Captain Greene came in; the boys did not notice that a shorthand clerk sat just outside the open door.
"Well, in the first place, Colonel, here are your papers. We went back to get them, and we took them with us all in their oil-silk wrapper, but those fellows over there in the submarine tore the oil-silk up. They took the papers, of course, but I got 'em back when we put the bunch to sleep."
"Begin at the beginning, please," said Captain Greene.
"And tell me why you didn't jump when I said, 'Jump,'" demanded the Captain of the Firefly.
"Why, we had to get those papers!" said Porky simply. "I don't think that was insubordination. I knew the Colonel wanted them. He was so careful of them."
"All right," said the Colonel. "What happened then?"
"Why, the Firefly rolled around for a minute and then she went down. Say, Colonel, were you ever on a sinking ship? We got sucked right in with her. I thought we never would come up. I got out first, and I didn't see Beany, and Gee! I was never so seared in my life. I was just thinking about diving for him when he popped up all out of breath, same as I was. We had to float awhile, we were so used up. Then we happened to look up. We hadn't said a word yet, and there was that submarine. It had come up on the other side of us, between us and where the ship had been. So we couldn't get around to where you must have been in the boats. There was a man on the little top deck place, and he had a boat hook, and first I knew he was sticking for me with that boat hook, just as though I was, somebody's hat lost overboard. He didn't care whether he stuck his old hook into a meat boy or not. I saw he wanted us anyhow; so I said, 'Come on!' to Beany, and swum up the side of the submarine, and clambered onto the little deck, and Beany followed. Mr. Boy-sticker grunted something at us, and shoved us down the little steep ladder, and there we were in the inside of that submarine!
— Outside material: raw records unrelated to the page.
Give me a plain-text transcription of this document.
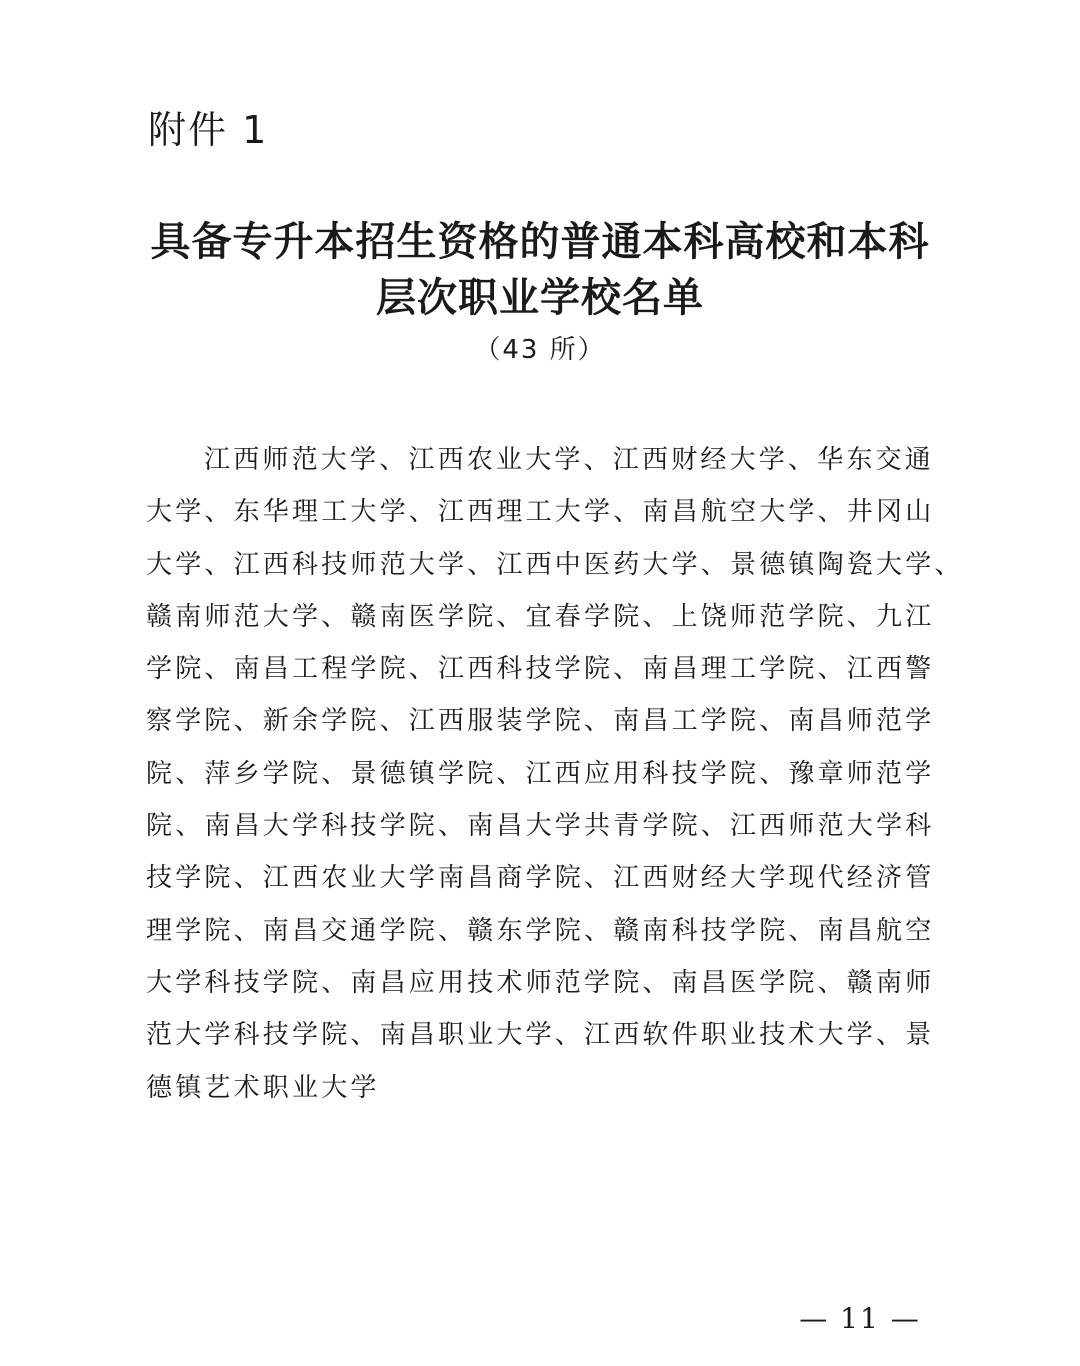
附件 1
具备专升本招生资格的普通本科高校和本科
层次职业学校名单
（43 所）
江西师范大学、江西农业大学、江西财经大学、华东交通
大学、东华理工大学、江西理工大学、南昌航空大学、井冈山
大学、江西科技师范大学、江西中医药大学、景德镇陶瓷大学、
赣南师范大学、赣南医学院、宜春学院、上饶师范学院、九江
学院、南昌工程学院、江西科技学院、南昌理工学院、江西警
察学院、新余学院、江西服装学院、南昌工学院、南昌师范学
院、萍乡学院、景德镇学院、江西应用科技学院、豫章师范学
院、南昌大学科技学院、南昌大学共青学院、江西师范大学科
技学院、江西农业大学南昌商学院、江西财经大学现代经济管
理学院、南昌交通学院、赣东学院、赣南科技学院、南昌航空
大学科技学院、南昌应用技术师范学院、南昌医学院、赣南师
范大学科技学院、南昌职业大学、江西软件职业技术大学、景
德镇艺术职业大学
— 11 —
"The boy-sticker shoved us over to a table, and there was an officer sitting with a bottle and glass, and a small chunk of a sort of black bread."
"That stuff is made of sawdust and oatmeal, I'll bet," said
Beany. "It was worse than we would give the pigs!"
"Well," said Porky, "we stood where we had been shoved, and pretty soon the officer looked up, and the boy-sticker commenced to talk to him in German.